Er is een bouwhistorische kwestie. Deze betreft de indruk dat de woning op een terp is gebouwd. Het woongedeelte zou dan wèl op een terp staan, en de schuur niet. Dat zou weinig zinvol zijn.

48. De schuur zoals afgebeeld op deze tekening van september 1969, blijk te hebben bestaan uit twee vierkanten; uit afb.47 blijkt er sprake geweest te zijn van een vooreind. In 1915 werd het vooreind vervangen door het nog bestaande voorhuis. Bij de opmeting hebben de studenten van de Rietveld Academie een fout begaan. De vloer van het voorhuis lag hoger dan van de schuur. [Zie afb.39]. Zie voor de opmetingstekeningen Bijlage 10.]

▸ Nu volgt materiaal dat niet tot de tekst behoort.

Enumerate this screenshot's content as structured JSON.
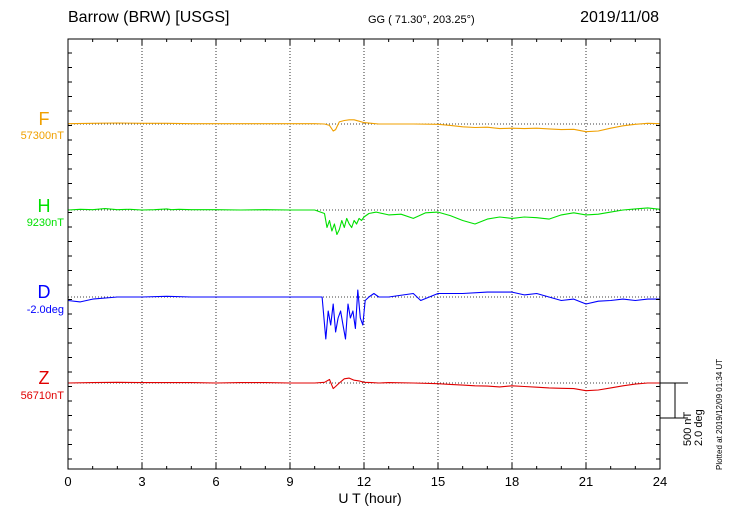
{
  "header": {
    "station": "Barrow (BRW)  [USGS]",
    "coords": "GG ( 71.30°, 203.25°)",
    "date": "2019/11/08"
  },
  "scale": {
    "nt": "500 nT",
    "deg": "2.0 deg"
  },
  "plotted_at": "Plotted at 2019/12/09 01:34 UT",
  "chart_data": {
    "type": "line",
    "xlabel": "U T (hour)",
    "xlim": [
      0,
      24
    ],
    "xticks": [
      0,
      3,
      6,
      9,
      12,
      15,
      18,
      21,
      24
    ],
    "scale_bar": {
      "nT": 500,
      "deg": 2.0
    },
    "series": [
      {
        "name": "F",
        "baseline_label": "57300nT",
        "color": "#f0a000",
        "unit": "nT",
        "x": [
          0,
          1,
          2,
          3,
          4,
          5,
          6,
          7,
          8,
          9,
          10,
          10.4,
          10.6,
          10.75,
          10.85,
          11.0,
          11.2,
          11.4,
          11.6,
          11.8,
          12.0,
          12.3,
          12.6,
          13,
          14,
          15,
          15.5,
          16,
          16.5,
          17,
          17.5,
          18,
          18.5,
          19,
          19.5,
          20,
          20.5,
          21,
          21.5,
          22,
          22.5,
          23,
          23.5,
          24
        ],
        "y": [
          5,
          10,
          15,
          10,
          10,
          5,
          5,
          5,
          5,
          5,
          5,
          0,
          -20,
          -100,
          -80,
          30,
          50,
          60,
          60,
          40,
          20,
          10,
          0,
          0,
          0,
          -5,
          -20,
          -40,
          -50,
          -45,
          -65,
          -60,
          -65,
          -60,
          -70,
          -80,
          -75,
          -110,
          -100,
          -60,
          -25,
          -5,
          10,
          5
        ]
      },
      {
        "name": "H",
        "baseline_label": "9230nT",
        "color": "#00e000",
        "unit": "nT",
        "x": [
          0,
          0.5,
          1,
          1.5,
          2,
          2.5,
          3,
          3.5,
          4,
          4.2,
          4.5,
          5,
          6,
          7,
          8,
          9,
          10,
          10.4,
          10.5,
          10.6,
          10.7,
          10.8,
          10.9,
          11.0,
          11.1,
          11.2,
          11.3,
          11.4,
          11.5,
          11.6,
          11.7,
          11.8,
          11.9,
          12.0,
          12.2,
          12.5,
          13,
          13.5,
          14,
          14.5,
          15,
          15.5,
          16,
          16.5,
          17,
          17.5,
          18,
          18.5,
          19,
          19.5,
          20,
          20.5,
          21,
          21.5,
          22,
          22.5,
          23,
          23.5,
          24
        ],
        "y": [
          0,
          10,
          5,
          20,
          5,
          10,
          0,
          5,
          15,
          5,
          10,
          5,
          5,
          0,
          5,
          0,
          0,
          -50,
          -250,
          -150,
          -300,
          -200,
          -350,
          -280,
          -150,
          -250,
          -120,
          -200,
          -250,
          -150,
          -200,
          -120,
          -150,
          -100,
          -50,
          -30,
          -70,
          -60,
          -120,
          -40,
          -30,
          -80,
          -150,
          -200,
          -130,
          -100,
          -120,
          -100,
          -110,
          -130,
          -70,
          -40,
          -70,
          -60,
          -30,
          0,
          15,
          30,
          10
        ]
      },
      {
        "name": "D",
        "baseline_label": "-2.0deg",
        "color": "#0000ff",
        "unit": "deg",
        "x": [
          0,
          0.5,
          1,
          2,
          3,
          4,
          5,
          6,
          7,
          8,
          9,
          10,
          10.3,
          10.45,
          10.55,
          10.65,
          10.75,
          10.85,
          10.95,
          11.05,
          11.15,
          11.25,
          11.35,
          11.45,
          11.55,
          11.65,
          11.75,
          11.85,
          11.95,
          12.05,
          12.2,
          12.4,
          12.6,
          13,
          14,
          14.3,
          15,
          16,
          17,
          18,
          18.5,
          19,
          19.5,
          20,
          20.5,
          21,
          21.5,
          22,
          22.5,
          23,
          23.5,
          24
        ],
        "y": [
          -0.2,
          -0.28,
          -0.12,
          0.0,
          0.0,
          0.04,
          0.0,
          0.0,
          0.0,
          0.0,
          0.0,
          0.0,
          0.0,
          -2.4,
          -0.8,
          -1.6,
          -0.4,
          -2.0,
          -1.2,
          -0.8,
          -1.6,
          -2.4,
          -0.4,
          -1.2,
          -0.8,
          -1.8,
          0.4,
          -1.2,
          -1.6,
          -0.2,
          0.0,
          0.2,
          0.0,
          0.0,
          0.2,
          -0.2,
          0.2,
          0.2,
          0.28,
          0.28,
          0.12,
          0.2,
          0.0,
          -0.2,
          -0.12,
          -0.4,
          -0.24,
          -0.2,
          -0.12,
          -0.2,
          -0.12,
          -0.12
        ]
      },
      {
        "name": "Z",
        "baseline_label": "56710nT",
        "color": "#e00000",
        "unit": "nT",
        "x": [
          0,
          1,
          2,
          3,
          4,
          5,
          6,
          7,
          8,
          9,
          10,
          10.4,
          10.6,
          10.75,
          10.85,
          11.0,
          11.2,
          11.4,
          11.6,
          11.8,
          12.0,
          12.3,
          12.6,
          13,
          14,
          15,
          15.5,
          16,
          16.5,
          17,
          17.5,
          18,
          18.5,
          19,
          19.5,
          20,
          20.5,
          21,
          21.5,
          22,
          22.5,
          23,
          23.5,
          24
        ],
        "y": [
          0,
          5,
          10,
          5,
          5,
          5,
          0,
          5,
          5,
          0,
          0,
          10,
          50,
          -80,
          -50,
          0,
          60,
          70,
          40,
          30,
          10,
          5,
          0,
          5,
          0,
          -10,
          -20,
          -30,
          -40,
          -45,
          -55,
          -40,
          -50,
          -60,
          -70,
          -75,
          -80,
          -110,
          -100,
          -70,
          -40,
          -15,
          0,
          0
        ]
      }
    ]
  }
}
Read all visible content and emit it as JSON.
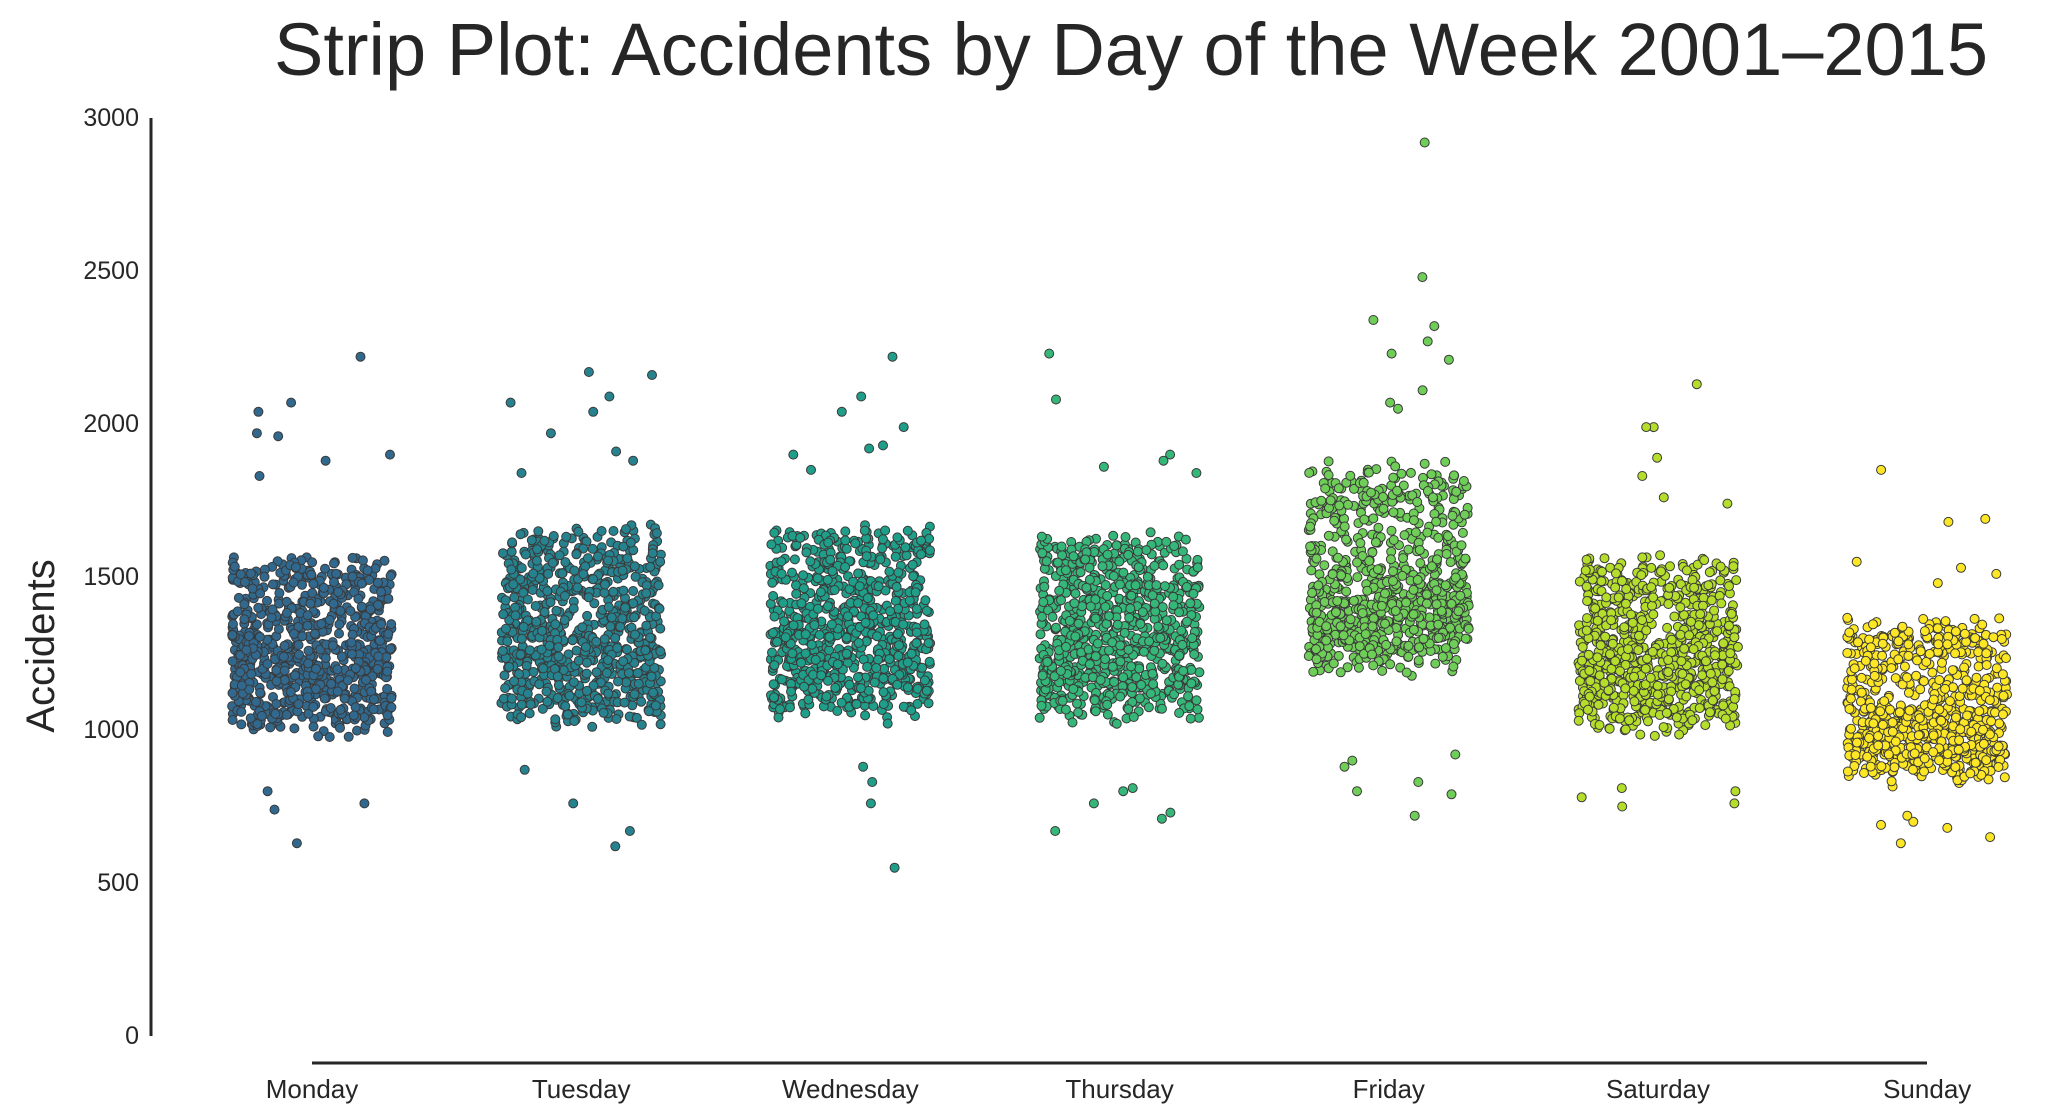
{
  "chart_data": {
    "type": "scatter",
    "subtype": "strip",
    "title": "Strip Plot: Accidents by Day of the Week 2001–2015",
    "xlabel": "",
    "ylabel": "Accidents",
    "ylim": [
      0,
      3000
    ],
    "y_ticks": [
      0,
      500,
      1000,
      1500,
      2000,
      2500,
      3000
    ],
    "grid": false,
    "legend": "none",
    "categories": [
      "Monday",
      "Tuesday",
      "Wednesday",
      "Thursday",
      "Friday",
      "Saturday",
      "Sunday"
    ],
    "points_per_category": 782,
    "series": [
      {
        "category": "Monday",
        "color": "#31688e",
        "median": 1240,
        "core_range": [
          950,
          1550
        ],
        "tail_low": [
          630,
          800,
          740,
          760
        ],
        "tail_high": [
          2220,
          2070,
          2040,
          1970,
          1960,
          1900,
          1880,
          1830
        ]
      },
      {
        "category": "Tuesday",
        "color": "#26828e",
        "median": 1300,
        "core_range": [
          980,
          1650
        ],
        "tail_low": [
          670,
          620,
          760,
          870
        ],
        "tail_high": [
          2170,
          2160,
          2090,
          2070,
          2040,
          1970,
          1910,
          1880,
          1840
        ]
      },
      {
        "category": "Wednesday",
        "color": "#1f9e89",
        "median": 1320,
        "core_range": [
          1000,
          1650
        ],
        "tail_low": [
          550,
          760,
          830,
          880
        ],
        "tail_high": [
          2220,
          2090,
          2040,
          1990,
          1930,
          1920,
          1900,
          1850
        ]
      },
      {
        "category": "Thursday",
        "color": "#35b779",
        "median": 1300,
        "core_range": [
          1000,
          1620
        ],
        "tail_low": [
          670,
          710,
          730,
          760,
          800,
          810
        ],
        "tail_high": [
          2230,
          2080,
          1900,
          1880,
          1860,
          1840
        ]
      },
      {
        "category": "Friday",
        "color": "#6ece58",
        "median": 1450,
        "core_range": [
          1150,
          1850
        ],
        "tail_low": [
          720,
          790,
          800,
          830,
          880,
          900,
          920
        ],
        "tail_high": [
          2920,
          2480,
          2340,
          2320,
          2270,
          2230,
          2210,
          2110,
          2070,
          2050
        ]
      },
      {
        "category": "Saturday",
        "color": "#b5de2b",
        "median": 1250,
        "core_range": [
          950,
          1550
        ],
        "tail_low": [
          750,
          760,
          780,
          800,
          810
        ],
        "tail_high": [
          2130,
          1990,
          1990,
          1890,
          1830,
          1760,
          1740
        ]
      },
      {
        "category": "Sunday",
        "color": "#fde725",
        "median": 1050,
        "core_range": [
          800,
          1350
        ],
        "tail_low": [
          630,
          650,
          680,
          690,
          700,
          720
        ],
        "tail_high": [
          1850,
          1690,
          1680,
          1550,
          1530,
          1510,
          1480
        ]
      }
    ]
  }
}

Er wordt meer helderheid over deze zaak verkregen door relevante tekeningen nauwkeurig te bekijken: het ontwerp van Molenaar in 1915 en de opmetingstekening van de lengtedoorsnede uit 1969.
Op de dwarsdoorsnede [afb.28] in het ontwerp van Molenaar staan balken getekend van ca. 10 meter lengte die door een funderings-muurtje worden gedragen. Het zal hier gegaan zijn om houten balken.
Op de overlangse doorsnede [afb.46] wordt een maat van 60 cm gegeven als afstand tussen de onderzijde fundering van de woning en het peil; vanaf de aanduiding van het getekende peil tot de bovenzijde balklaag werd een afstand gepland van naar schatting 40 cm.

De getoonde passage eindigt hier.